Configuring Networking, Logging & Monitoring in Qdrant Hybrid Cloud
Configure network policies
For security reasons, each database cluster is secured with network policies. By default, database pods only allow egress traffic between each and allow ingress traffic to ports 6333 (rest) and 6334 (grpc) from within the Kubernetes cluster.
You can modify the default network policies in the Hybrid Cloud environment configuration:
qdrant:
networkPolicies:
ingress:
- from:
- ipBlock:
cidr: 192.168.0.0/22
- podSelector:
matchLabels:
app: client-app
namespaceSelector:
matchLabels:
kubernetes.io/metadata.name: client-namespace
- podSelector:
matchLabels:
app: traefik
namespaceSelector:
matchLabels:
kubernetes.io/metadata.name: kube-system
ports:
- port: 6333
protocol: TCP
- port: 6334
protocol: TCP
Logging
You can access the logs with kubectl or the Kubernetes log management tool of your choice.
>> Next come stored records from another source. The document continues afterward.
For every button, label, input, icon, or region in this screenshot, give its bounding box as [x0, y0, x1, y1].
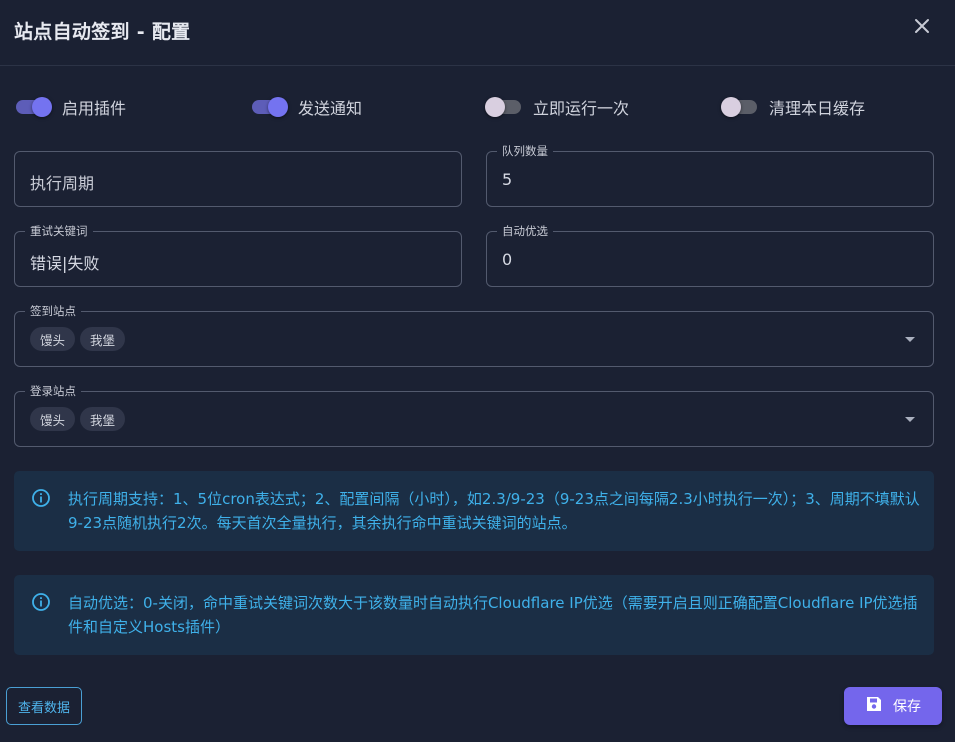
field-label: 登录站点	[25, 384, 81, 398]
field-label: 自动优选	[497, 224, 553, 238]
caret-down-icon[interactable]	[905, 337, 915, 342]
cron-field[interactable]: 执行周期	[14, 151, 462, 207]
field-value: 错误|失败	[30, 254, 100, 273]
retry-keywords-field[interactable]: 重试关键词 错误|失败	[14, 224, 462, 287]
toggle-switch[interactable]	[721, 95, 759, 119]
dialog-title: 站点自动签到 - 配置	[14, 21, 191, 43]
switch-send-notification[interactable]: 发送通知	[250, 95, 362, 119]
queue-count-field[interactable]: 队列数量 5	[486, 144, 934, 207]
info-icon	[31, 488, 51, 508]
switch-run-once[interactable]: 立即运行一次	[485, 95, 629, 119]
switch-label: 发送通知	[298, 99, 363, 118]
sign-sites-select[interactable]: 签到站点 馒头 我堡	[14, 304, 934, 367]
save-icon	[865, 695, 883, 717]
save-button[interactable]: 保存	[844, 687, 942, 725]
info-icon	[31, 592, 51, 612]
toggle-switch[interactable]	[485, 95, 523, 119]
toggle-switch[interactable]	[14, 95, 52, 119]
switch-label: 清理本日缓存	[769, 99, 866, 118]
dialog-header: 站点自动签到 - 配置	[0, 0, 955, 66]
site-chip[interactable]: 馒头	[30, 327, 76, 351]
auto-select-info-alert: 自动优选：0-关闭，命中重试关键词次数大于该数量时自动执行Cloudflare …	[14, 575, 934, 655]
field-label: 重试关键词	[25, 224, 93, 238]
field-label: 队列数量	[497, 144, 553, 158]
site-chip[interactable]: 我堡	[80, 407, 126, 431]
view-data-button[interactable]: 查看数据	[6, 687, 82, 725]
switch-clear-cache[interactable]: 清理本日缓存	[721, 95, 865, 119]
cron-placeholder: 执行周期	[30, 174, 95, 193]
close-icon[interactable]	[910, 14, 934, 38]
switch-enable-plugin[interactable]: 启用插件	[14, 95, 126, 119]
site-chip[interactable]: 我堡	[80, 327, 126, 351]
login-sites-select[interactable]: 登录站点 馒头 我堡	[14, 384, 934, 447]
switch-label: 启用插件	[62, 99, 127, 118]
field-value: 5	[502, 170, 513, 189]
field-label: 签到站点	[25, 304, 81, 318]
save-label: 保存	[893, 699, 921, 715]
alert-text: 自动优选：0-关闭，命中重试关键词次数大于该数量时自动执行Cloudflare …	[68, 594, 918, 636]
toggle-switch[interactable]	[250, 95, 288, 119]
caret-down-icon[interactable]	[905, 417, 915, 422]
field-value: 0	[502, 250, 513, 269]
site-chip[interactable]: 馒头	[30, 407, 76, 431]
auto-select-field[interactable]: 自动优选 0	[486, 224, 934, 287]
switch-label: 立即运行一次	[533, 99, 630, 118]
alert-text: 执行周期支持：1、5位cron表达式；2、配置间隔（小时），如2.3/9-23（…	[68, 490, 920, 532]
cron-info-alert: 执行周期支持：1、5位cron表达式；2、配置间隔（小时），如2.3/9-23（…	[14, 471, 934, 551]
For example:
kubectl -n qdrant-namespace logs -l app=qdrant,cluster-id=9a9f48c7-bb90-4fb2-816f-418a46a74b24
Configuring log levels: You can configure log levels for the databases individually in the configuration section of the Qdrant Cluster detail page. The log level for the Qdrant Cloud Agent and Operator can be set in the Hybrid Cloud Environment configuration.
Integrating with a log management system
You can integrate the logs into any log management system that supports Kubernetes. There are no Qdrant specific configurations necessary. Just configure the agents of your system to collect the logs from all Pods in the Qdrant namespace.
Monitoring
The Qdrant Cloud console gives you access to basic metrics about CPU, memory and disk usage of your Qdrant clusters.
If you want to integrate the Qdrant metrics into your own monitoring system, you can instruct it to scrape the following endpoints that provide metrics in a Prometheus/OpenTelemetry compatible format:
/metrics
on port 6333 of every Qdrant database Pod, this provides metrics about each the database and its internals itself/metrics
on port 9290 of the Qdrant Operator Pod, this provides metrics about the Operator, as well as the status of Qdrant Clusters and Snapshots/metrics
on port 9090 of the Qdrant Cloud Agent Pod, this provides metrics about the Agent and its connection to the Qdrant Cloud control plane/metrics
on port 8080 of the kube-state-metrics Pod, this provides metrics about the state of Kubernetes resources like Pods and PersistentVolumes within the Qdrant Hybrid Cloud namespace (useful, if you are not running kube-state-metrics cluster-wide anyway)
Grafana dashboard
If you scrape the above metrics into your own monitoring system, and your are using Grafana, you can use our Grafana dashboard to visualize these metrics.